Flamenco y salsa unidos en las “Noches del Botánico”.
Revista La Flamenca. David Plaza Cervantes. 30/6/2026. Festival Noches del Botánico. ©Fer González
Confieso que llevaba más de 20 años sin saber nada de Niña Pastori. Sí, ya sé que cantó para el Papa, pero los artistas tan instalados cómodamente en el universo mainstream suelen dejar de ofrecer obras interesantes. Así que me tuve que documentar antes de asistir al festival “Noches del Botánico” y me llevé la grata sorpresa de que la cantaora acaba de sacar disco, “Color Fania”, en el que reinterpreta varios clásicos del sello neoyorquino “Fania All-Stars”, por el que pasaron todas las estrellas de la salsa.
Preferí no escuchar el disco y acudir al Jardín Botánico de la Ciudad Universitaria directamente, libre de prejuicios. Lo primero que me llamó la atención fue el ambiente, muy festivo, bailón y veraniego, se ve que la gente ya sabía que el espectáculo iba más de salsa que de otra cosa. La Pastori arrancó con una soleá que duró medio minuto, y sin más dilación se puso a merced de una gran banda compuesta por piano, bajo, batería, trompeta, trombón, la guitarra de Jony Losada, la percusión de Chaboli y dos coristas, Sandra y Toñi.

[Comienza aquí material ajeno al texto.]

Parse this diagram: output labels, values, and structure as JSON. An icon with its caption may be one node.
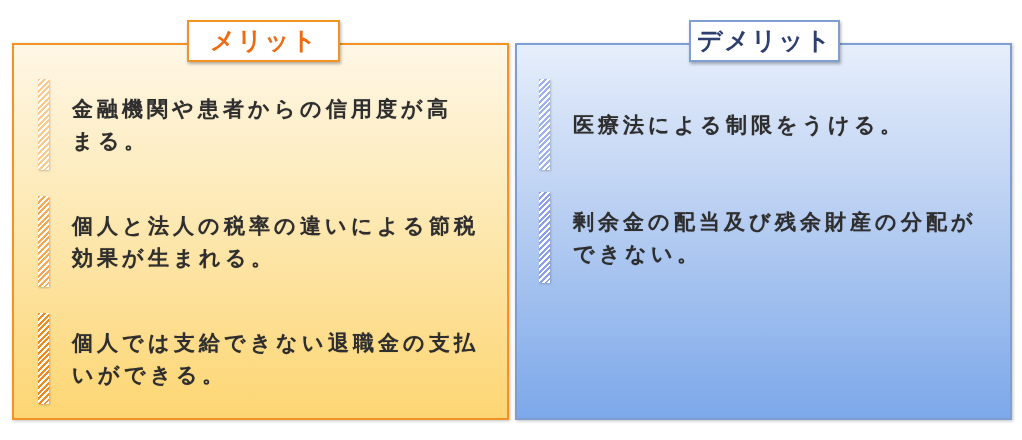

Del enorme escenario surgieron míticos temas como «Periódico de Ayer», «Ligia Elena», «El Gran Varón», o «Plástico», verdaderos himnos de la crónica social, del desamor urbano y de la identidad latina, compuestos por gigantes de la talla de Rubén Blades o Willie Colón. Al ser cantados por la voz flamenca de María, suponen un viaje de ida y vuelta cultural. Aunque cada vez más pensadores del Flamenco, como Pedro G. Romero, sostienen que Latinoamérica no es un mero "destino de modificación", sino una de las verdaderas cunas germinales del Flamenco actual. La expresión "ida y vuelta" asume de forma condescendiente que España puso la base, América la decoró y España la recuperó, cuando lo cierto es que el Océano Atlántico funciona como una red de retroalimentación constante.
Para alimentar este interesante debate, nada mejor que el ejemplo de «Gitana», tema compuesto por Manzanita y llevado a la salsa por Willie Colón, que María cantó a la manera del genio de Caño Roto. Después del «Bamboleo», que levantó a los pocos que aún seguían sentados, sonaron «Cai», uno de sus grandes éxitos, compuesto por Alejandro Sanz para el disco «Cañaílla», y «Dime quién soy yo». El concierto se cerró con unas bulerías y con «Bemba Colorá», otra de las cumbres de la carrera de otra gigante, Celia Cruz. Un magnífico espectáculo con una gran banda, y que duró menos de lo que la gente pedía, pero la ubicación no queda tan lejos de las viviendas de la zona.
Antes de Niña Pastori, actuó La Tania a pleno sol y con las gradas todavía semivacías. Si habéis podido ver el documental «La Guitarra Flamenca de Yerai Cortés» (C. Tangana, 2024), ya sabréis que Tania García y el guitarrista son pareja, nada nuevo. La alicantina volvía a presentar su disco «Amoríos. La Verdad de mi Coplilla» (2025), un interesante debut basado en coplas y canciones, con algún toque flamenco. Además interpretó «Los Almendros», canción con la que ganó el Goya en 2025 y dos temas recién lanzados, «Lo Quiero» y «A quién Elijo que Muera» a dúo con el cantante Carlos González.
65 minutos (La Tania) + 90 minutos (Niña Pastori)
3.500 espectadores (aforo completo).
Real Jardín Botánico Alfonso XIII de la Universidad Complutense de Madrid (29/06/2026, 20:30 h.).